We see no reason why the parties should not be allowed to utilize this species of security so long as the interest of innocent third parties are not jeopardized. And such a holding harmonizes and does not conflict with the federal case dealing with trust receipts going up from Tennessee. This is the case of Hamilton National Bank v. McCallum (C.C.A.), 58 F.2d 912, decided by the Sixth Circuit. The holding is well stated in the headnotes, which for convenience sake are set out herein:
"Bank and finance company taking trust receipts in financing dealer's purchase of automobiles held entitled to status as secured creditors on dealer's bankruptcy.
"The automobiles were shipped consigned to manufacturer with sight draft, bill of lading, and order to notify bankrupt, sent to bank or finance company. Upon notice, bankrupt dealer's secretary-treasurer would execute collateral form note, and finance company would deposit check to bankrupt's credit. The bankrupt would execute trust receipts reciting that automobiles were received as agent or bailee, and there was an agreement that the bankrupt's secretary-treasurer would represent the creditors and see that the cars were not sold by the bankrupt and that payment was made on the appropriate note. When used cars were taken in exchange, trust receipt was executed thereon to creditor which financed purchase of new car.
"That agent of creditor financing by trust receipts bankrupt dealer's purchase of automobiles delivered bill of lading to bankrupt held not to defeat security title."
Where dealer giving trust receipts on automobiles had authority to sell on time or for part exchange, proceeds of cars sold, whether money or property, became property of holders of trust receipts.
Hicks, J., filed a dissenting opinion, based principally upon his construction of the statutes requiring registration for like securities, Code, section 7192: "Personalty; Mortgages of, to be in writing, etc. — All mortgages and trusts of personalty shall be in writing, acknowledged and registered as hereinafter provided, to be valid against the creditors of the bargainor, or purchasers under him for value, and without notice."
The learned judge was of the opinion that a trust receipt fell within the classification of "Trusts of personalty." The court at this time is not required to apply this statute because mortgages and like securities which are required to be registered are nevertheless good between the parties, and as far as this record shows the contest is between the holder of the trust receipt and a third party whose title is not shown, and who may be standing in the shoes of the dealer.

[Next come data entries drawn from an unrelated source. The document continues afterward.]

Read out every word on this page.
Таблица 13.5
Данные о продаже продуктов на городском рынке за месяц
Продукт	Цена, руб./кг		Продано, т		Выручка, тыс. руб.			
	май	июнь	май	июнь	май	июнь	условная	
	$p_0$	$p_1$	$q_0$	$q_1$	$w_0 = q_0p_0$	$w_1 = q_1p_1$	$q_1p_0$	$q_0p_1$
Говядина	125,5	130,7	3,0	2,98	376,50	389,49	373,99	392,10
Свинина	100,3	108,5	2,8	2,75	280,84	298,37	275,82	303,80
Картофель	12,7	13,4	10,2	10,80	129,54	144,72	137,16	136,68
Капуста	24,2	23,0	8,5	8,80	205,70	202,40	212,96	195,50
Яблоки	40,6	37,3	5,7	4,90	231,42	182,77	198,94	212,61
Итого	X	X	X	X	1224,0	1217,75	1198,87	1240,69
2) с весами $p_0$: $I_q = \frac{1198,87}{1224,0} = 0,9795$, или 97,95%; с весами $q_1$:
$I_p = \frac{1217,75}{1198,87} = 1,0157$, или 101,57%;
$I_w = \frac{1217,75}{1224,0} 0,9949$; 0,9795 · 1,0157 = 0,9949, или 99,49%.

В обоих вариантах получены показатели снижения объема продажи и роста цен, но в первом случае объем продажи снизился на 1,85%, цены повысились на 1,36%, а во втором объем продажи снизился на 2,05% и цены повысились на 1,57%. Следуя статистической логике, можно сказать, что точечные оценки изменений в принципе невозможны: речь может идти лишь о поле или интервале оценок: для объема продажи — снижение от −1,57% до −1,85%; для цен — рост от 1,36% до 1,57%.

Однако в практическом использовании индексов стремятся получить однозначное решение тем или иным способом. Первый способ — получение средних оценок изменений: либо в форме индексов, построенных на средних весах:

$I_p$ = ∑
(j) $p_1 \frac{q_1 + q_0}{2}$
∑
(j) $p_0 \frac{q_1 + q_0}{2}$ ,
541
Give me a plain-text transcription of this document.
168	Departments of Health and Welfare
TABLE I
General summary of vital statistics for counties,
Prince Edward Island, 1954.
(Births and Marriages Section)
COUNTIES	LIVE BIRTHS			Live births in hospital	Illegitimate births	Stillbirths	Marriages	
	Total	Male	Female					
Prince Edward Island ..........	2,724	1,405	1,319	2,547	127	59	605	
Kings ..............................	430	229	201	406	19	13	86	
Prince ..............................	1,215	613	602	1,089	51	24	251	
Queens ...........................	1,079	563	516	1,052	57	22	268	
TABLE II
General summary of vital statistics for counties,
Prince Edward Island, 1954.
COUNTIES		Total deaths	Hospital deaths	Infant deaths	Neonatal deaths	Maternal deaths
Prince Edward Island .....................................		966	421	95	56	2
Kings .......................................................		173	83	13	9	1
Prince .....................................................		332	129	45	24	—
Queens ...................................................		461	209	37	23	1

The court is of the opinion that a trust receipt as between the parties is not void, and the defendant not having shown that it was an innocent holder for value and without notice, or advanced credit upon the faith of the goods, it is in no position to insist upon a judgment in its favor, upon this state of the record. The trial court erred in directing a verdict at the conclusion of the plaintiff's testimony, and the case will be reversed and remanded for a new trial.
The plaintiff in its pleading designated this receipt as a conditional sales contract, and the defendant insists that it is judicially estopped to deny that the contract is a conditional sales contract. We think this a mistake in judgment of what the law is, and is not binding as a judicial estoppel.
The defendant in error will pay the cost of the appeal, the cost of the lower court will abide the final result.